I need to parse complex messages on kafka using multiple transformers. Each transformer parses a part of the message and edits the message by filling some attributes on the message. In the end the fully parsed message is stored in the database using a Kafka consumer. Currently, I'm doing this:
streamsBuilder.stream(Topic.A, someConsumer)
\\ filters messages that have unparsed parts of type X
.filter(filterX)
\\ transformer that edits the message and produces new Topic.E messages
.transform(ParseXandProduceE::new)
.to(Topic.A, someProducer)
streamsBuilder.stream(Topic.A, someConsumer)
\\ filters messages that have unparsed parts of type Y
.filter(filterY)
\\ transformer that edits the message and produces new Topic.F messages
.transform(ParseYandProduceF::new)
.to(Topic.A, someProducer)
a Transformer looks like:
class ParseXandProduceE implements Transformer<...> {
@Override
public KeyValue<String, Message> transform (String key, Message message) {
message.x = parse(message.rawX);
context.forward(newKey, message.x, Topic.E);
return KeyValue.pair(key, message);
}
}
However, this is cumbersome, the same messages flow multiple times through these streams.
Additionally, there is a consumer that stores messages of topic.A
in the database. Messages are currently stored multiple times, before each transformation and after each transformation. It is necessary to store each message once.
The following could work, but seems unfavorable since each block of filter+transform could have been put cleanly in its own separate class:
streamsBuilder.stream(Topic.A, someConsumer)

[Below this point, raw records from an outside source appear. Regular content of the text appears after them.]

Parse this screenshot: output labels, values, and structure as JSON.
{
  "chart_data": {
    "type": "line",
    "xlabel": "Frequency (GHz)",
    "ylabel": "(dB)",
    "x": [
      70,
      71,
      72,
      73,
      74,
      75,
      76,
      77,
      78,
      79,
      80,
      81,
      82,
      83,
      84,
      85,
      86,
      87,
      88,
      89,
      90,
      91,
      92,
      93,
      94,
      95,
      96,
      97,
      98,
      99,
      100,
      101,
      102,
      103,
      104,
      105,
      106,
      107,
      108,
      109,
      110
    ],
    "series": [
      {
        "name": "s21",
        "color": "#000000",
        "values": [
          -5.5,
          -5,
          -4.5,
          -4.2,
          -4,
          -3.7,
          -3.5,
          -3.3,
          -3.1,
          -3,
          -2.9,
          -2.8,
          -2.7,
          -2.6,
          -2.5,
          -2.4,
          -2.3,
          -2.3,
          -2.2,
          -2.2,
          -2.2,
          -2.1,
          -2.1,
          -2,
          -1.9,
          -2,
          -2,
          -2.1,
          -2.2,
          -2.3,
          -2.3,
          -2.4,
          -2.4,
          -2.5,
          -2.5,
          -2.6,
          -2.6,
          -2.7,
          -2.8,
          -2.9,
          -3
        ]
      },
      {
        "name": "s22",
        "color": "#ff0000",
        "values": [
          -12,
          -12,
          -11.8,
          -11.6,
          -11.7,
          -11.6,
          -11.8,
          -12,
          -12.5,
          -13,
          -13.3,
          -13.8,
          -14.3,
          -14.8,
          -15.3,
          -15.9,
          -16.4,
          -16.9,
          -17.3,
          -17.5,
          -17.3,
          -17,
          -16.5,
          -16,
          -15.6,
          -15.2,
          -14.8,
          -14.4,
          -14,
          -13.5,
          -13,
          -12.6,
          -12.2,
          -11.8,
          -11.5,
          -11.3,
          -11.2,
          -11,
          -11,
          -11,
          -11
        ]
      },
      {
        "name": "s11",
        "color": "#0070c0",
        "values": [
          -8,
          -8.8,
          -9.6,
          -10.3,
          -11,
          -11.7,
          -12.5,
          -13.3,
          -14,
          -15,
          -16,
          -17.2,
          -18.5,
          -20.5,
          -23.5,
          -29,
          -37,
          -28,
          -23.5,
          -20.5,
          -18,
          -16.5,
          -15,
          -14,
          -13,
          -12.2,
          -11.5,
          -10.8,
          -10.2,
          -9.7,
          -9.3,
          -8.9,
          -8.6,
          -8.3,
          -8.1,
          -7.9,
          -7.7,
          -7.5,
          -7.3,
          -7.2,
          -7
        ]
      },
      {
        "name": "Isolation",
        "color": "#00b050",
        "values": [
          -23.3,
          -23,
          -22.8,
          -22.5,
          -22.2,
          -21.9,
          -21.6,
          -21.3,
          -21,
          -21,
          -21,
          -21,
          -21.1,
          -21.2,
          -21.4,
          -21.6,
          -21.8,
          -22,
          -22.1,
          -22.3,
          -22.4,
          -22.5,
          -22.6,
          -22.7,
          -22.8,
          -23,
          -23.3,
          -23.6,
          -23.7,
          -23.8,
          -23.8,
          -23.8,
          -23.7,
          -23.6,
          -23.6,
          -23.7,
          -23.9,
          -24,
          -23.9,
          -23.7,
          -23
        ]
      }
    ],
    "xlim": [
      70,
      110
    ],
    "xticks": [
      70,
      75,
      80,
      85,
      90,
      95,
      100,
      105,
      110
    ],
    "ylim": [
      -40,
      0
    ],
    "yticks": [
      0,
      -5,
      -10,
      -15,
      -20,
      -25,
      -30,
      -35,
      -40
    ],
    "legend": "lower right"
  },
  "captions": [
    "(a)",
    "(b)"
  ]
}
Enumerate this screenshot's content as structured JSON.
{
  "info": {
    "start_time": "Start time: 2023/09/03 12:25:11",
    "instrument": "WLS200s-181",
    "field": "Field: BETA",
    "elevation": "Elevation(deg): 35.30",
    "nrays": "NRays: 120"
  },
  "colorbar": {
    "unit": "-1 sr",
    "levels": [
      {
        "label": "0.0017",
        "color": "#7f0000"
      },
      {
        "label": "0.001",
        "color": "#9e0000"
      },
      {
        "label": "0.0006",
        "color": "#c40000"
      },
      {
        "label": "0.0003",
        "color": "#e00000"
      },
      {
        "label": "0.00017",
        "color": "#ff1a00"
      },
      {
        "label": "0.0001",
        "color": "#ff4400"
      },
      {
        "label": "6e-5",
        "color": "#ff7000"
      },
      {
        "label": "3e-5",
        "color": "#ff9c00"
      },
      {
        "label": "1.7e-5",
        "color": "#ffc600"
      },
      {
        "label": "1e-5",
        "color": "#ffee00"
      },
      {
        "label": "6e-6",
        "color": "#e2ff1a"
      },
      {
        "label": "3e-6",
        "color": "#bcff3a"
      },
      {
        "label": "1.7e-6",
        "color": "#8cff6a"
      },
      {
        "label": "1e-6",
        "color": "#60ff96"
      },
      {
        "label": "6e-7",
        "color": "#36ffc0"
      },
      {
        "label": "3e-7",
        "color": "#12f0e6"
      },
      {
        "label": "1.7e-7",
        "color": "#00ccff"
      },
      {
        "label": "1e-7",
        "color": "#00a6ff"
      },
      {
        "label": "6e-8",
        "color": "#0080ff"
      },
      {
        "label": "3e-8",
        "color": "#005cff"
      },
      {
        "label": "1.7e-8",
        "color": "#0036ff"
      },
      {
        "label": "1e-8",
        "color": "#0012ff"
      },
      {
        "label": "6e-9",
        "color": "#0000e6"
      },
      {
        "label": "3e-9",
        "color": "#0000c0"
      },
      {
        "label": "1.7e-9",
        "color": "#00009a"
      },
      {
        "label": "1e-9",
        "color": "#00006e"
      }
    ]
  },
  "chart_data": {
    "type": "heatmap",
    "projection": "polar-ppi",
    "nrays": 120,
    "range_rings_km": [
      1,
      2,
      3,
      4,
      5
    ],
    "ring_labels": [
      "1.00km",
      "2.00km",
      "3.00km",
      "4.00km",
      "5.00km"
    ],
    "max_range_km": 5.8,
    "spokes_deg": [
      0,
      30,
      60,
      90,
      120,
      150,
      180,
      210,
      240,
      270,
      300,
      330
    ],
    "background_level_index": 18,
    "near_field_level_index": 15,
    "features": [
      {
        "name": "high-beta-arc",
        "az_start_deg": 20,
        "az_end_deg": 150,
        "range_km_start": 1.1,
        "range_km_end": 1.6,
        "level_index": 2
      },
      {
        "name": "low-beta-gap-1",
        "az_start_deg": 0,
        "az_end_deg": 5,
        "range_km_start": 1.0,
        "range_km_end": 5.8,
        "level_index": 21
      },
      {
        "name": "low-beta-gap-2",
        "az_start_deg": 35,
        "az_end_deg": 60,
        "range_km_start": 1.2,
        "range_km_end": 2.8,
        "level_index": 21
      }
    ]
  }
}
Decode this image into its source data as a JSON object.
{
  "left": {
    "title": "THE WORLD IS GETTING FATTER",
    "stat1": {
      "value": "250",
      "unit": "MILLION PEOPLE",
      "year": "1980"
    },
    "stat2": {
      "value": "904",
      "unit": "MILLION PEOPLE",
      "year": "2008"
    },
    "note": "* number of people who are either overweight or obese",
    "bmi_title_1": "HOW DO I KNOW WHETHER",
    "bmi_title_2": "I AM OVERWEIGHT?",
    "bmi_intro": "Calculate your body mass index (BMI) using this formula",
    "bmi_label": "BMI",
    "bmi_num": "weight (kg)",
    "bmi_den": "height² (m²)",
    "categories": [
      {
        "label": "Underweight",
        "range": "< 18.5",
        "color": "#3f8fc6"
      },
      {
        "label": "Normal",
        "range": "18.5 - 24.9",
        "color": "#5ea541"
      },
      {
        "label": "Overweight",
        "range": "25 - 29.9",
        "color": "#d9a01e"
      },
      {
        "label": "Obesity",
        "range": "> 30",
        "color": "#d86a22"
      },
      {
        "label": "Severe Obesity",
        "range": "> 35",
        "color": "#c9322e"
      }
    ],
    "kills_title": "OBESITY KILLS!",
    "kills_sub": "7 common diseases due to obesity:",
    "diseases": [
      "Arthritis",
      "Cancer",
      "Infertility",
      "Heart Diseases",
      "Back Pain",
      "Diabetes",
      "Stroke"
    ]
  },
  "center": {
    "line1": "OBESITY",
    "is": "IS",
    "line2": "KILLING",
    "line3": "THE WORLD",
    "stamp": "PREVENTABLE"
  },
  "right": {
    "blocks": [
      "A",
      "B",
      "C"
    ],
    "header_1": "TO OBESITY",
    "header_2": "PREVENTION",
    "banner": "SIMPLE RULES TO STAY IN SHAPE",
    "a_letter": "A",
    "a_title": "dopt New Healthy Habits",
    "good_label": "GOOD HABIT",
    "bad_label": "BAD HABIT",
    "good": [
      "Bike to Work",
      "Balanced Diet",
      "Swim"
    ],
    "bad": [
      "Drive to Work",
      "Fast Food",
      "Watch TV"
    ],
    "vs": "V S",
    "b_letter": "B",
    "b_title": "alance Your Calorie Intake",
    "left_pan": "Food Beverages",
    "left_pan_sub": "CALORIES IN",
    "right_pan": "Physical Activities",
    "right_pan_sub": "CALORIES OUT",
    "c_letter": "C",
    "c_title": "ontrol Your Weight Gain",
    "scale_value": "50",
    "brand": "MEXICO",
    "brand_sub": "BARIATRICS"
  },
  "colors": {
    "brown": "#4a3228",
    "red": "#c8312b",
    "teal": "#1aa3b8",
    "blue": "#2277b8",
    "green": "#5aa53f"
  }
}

\\ transformer that filters and edits the message and produces new Topic.E + Topic.F messages
.transform(someTransformer)
.to(Topic.B, someProducer)
and make the persistence consumer listen to Topic.B
.
Is the latter proposed solution the way to go, or is there some other way to achieve the same result? Maybe with a complete Topology configuration of Sources and Sinks? If so, what would that look like for this scenario?